EU seeks to avoid ‘an impossible choice’ between US and China

The Inflation Reduction Act designates more than US$360 billion to ensure energy security and target climate change over the next decade. But the law excludes electric vehicles assembled outside North America from tax credits of US$7,500 per car for buyers. It also requires lithium-ion battery makers to source at least 40 per cent of their components domestically to qualify for green credits starting on January 1.

The EU has criticised these provisions as “discriminatory” and incongruent with the World Trade Organization’s trade rules. Brussels contends that Europe’s economy could become collateral damage in Biden’s efforts to boost American manufacturing.
French President Emmanuel Macron, travelling to the US last week for his first state visit of the Biden presidency, described the law’s “Buy American” plans as “very aggressive”. But the two leaders appeared to have reached an understanding on the issue during a joint press conference at the White House on Thursday.
While Biden assured that the “intention” behind the legislation was to curb China’s leverage in the critical minerals sector and “not to exclude allies who were cooperating with us”, he acknowledged “glitches” in the law and that “tweaks” were possible to “make it easier for European countries to participate and/or be on their own”.

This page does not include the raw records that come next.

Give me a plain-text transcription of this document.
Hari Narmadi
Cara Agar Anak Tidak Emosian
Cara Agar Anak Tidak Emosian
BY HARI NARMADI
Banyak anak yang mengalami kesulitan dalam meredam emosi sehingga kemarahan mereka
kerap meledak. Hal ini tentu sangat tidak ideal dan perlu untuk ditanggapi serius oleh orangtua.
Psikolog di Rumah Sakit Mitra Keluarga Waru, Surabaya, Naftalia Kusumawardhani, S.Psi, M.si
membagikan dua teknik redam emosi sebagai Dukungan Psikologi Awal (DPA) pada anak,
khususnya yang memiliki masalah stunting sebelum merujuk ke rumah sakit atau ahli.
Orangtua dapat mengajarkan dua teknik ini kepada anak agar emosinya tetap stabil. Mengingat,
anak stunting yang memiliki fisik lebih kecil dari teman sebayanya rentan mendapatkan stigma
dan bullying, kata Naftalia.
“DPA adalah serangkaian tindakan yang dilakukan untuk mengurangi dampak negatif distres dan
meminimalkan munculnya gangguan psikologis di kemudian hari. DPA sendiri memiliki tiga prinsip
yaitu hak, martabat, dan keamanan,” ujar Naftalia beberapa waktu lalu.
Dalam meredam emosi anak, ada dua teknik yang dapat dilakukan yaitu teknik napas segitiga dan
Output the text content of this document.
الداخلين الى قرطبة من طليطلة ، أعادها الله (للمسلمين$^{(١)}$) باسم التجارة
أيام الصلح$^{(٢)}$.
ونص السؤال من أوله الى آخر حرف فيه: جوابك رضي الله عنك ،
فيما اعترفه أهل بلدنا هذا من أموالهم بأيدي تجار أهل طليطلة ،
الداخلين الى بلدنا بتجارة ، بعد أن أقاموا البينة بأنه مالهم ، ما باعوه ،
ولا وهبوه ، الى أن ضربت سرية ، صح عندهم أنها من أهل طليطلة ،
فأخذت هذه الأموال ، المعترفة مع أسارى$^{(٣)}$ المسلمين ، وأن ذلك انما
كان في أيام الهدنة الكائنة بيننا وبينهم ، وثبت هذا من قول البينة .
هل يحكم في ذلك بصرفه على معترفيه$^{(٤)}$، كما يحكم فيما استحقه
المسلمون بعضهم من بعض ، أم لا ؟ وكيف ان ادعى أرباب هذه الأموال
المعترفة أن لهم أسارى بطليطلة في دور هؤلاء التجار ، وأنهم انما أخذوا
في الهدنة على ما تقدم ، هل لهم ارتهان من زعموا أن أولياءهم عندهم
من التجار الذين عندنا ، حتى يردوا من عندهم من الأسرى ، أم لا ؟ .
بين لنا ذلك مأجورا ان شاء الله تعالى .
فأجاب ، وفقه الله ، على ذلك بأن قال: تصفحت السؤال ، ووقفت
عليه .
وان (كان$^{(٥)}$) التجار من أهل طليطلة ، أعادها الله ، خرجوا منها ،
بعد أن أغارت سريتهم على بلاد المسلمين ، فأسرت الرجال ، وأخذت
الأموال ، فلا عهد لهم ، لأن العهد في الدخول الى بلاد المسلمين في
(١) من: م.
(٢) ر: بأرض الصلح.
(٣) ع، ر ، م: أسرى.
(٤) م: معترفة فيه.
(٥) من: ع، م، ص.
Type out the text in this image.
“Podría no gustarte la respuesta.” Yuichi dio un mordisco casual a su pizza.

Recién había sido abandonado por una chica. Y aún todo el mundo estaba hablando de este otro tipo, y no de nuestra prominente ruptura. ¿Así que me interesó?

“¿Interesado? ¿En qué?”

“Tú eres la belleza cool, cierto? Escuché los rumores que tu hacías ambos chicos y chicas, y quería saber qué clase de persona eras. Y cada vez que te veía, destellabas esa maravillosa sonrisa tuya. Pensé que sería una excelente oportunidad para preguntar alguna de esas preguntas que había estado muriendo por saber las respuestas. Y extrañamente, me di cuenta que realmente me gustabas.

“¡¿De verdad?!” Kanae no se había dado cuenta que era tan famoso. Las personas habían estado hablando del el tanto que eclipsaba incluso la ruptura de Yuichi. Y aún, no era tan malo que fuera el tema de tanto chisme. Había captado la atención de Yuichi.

A spokesperson for the White House National Security Council in an email to the Post on Monday said the US and Europe were “strong economic partners” who can “harmonise” their economic and trade approaches.

“We’re going to continue to create manufacturing jobs in America, but not at the expense of Europe,” said the spokesperson, echoing the president. “And not at the expense of our allies and partners.”

Experts doubt that White House officials would ask Congress to revise the provisions. Daniel Sneider of Stanford University said the Biden administration was “looking for ways to administratively deal with the implementation” since it lacked authority to make legislative changes.

Troy Stangarone of the Washington-based Korea Economic Institute of America, believed “it would be regrettable if EVs became another area of contestation”.

“While [US Trade Representative] Katherine Tai has suggested that the EU should introduce its own subsidies if it is concerned about US EV subsidies, a better path forward would be for the US and EU to work with [ South] Korea and Japan on a common framework for supporting the transition to electric vehicles,” he said.

Daniel Gerstein of the Rand Corporation and previously with the US Department of Homeland Security also urged against conflict. He believed now was “not the time for a trade dispute” between the US and Europe.

“There are too many areas in which we need to continue to closely collaborate including on Ukraine and China,” Gerstein said, adding that “neither would be positively affected by trying to work this issue in the public eye”.

Yet Stangarone maintained that the current dispute was “unlikely to help China since both the US and EU are focused on not only developing the industries related to electric vehicles, but also lessening their dependence on China in strategic industries”.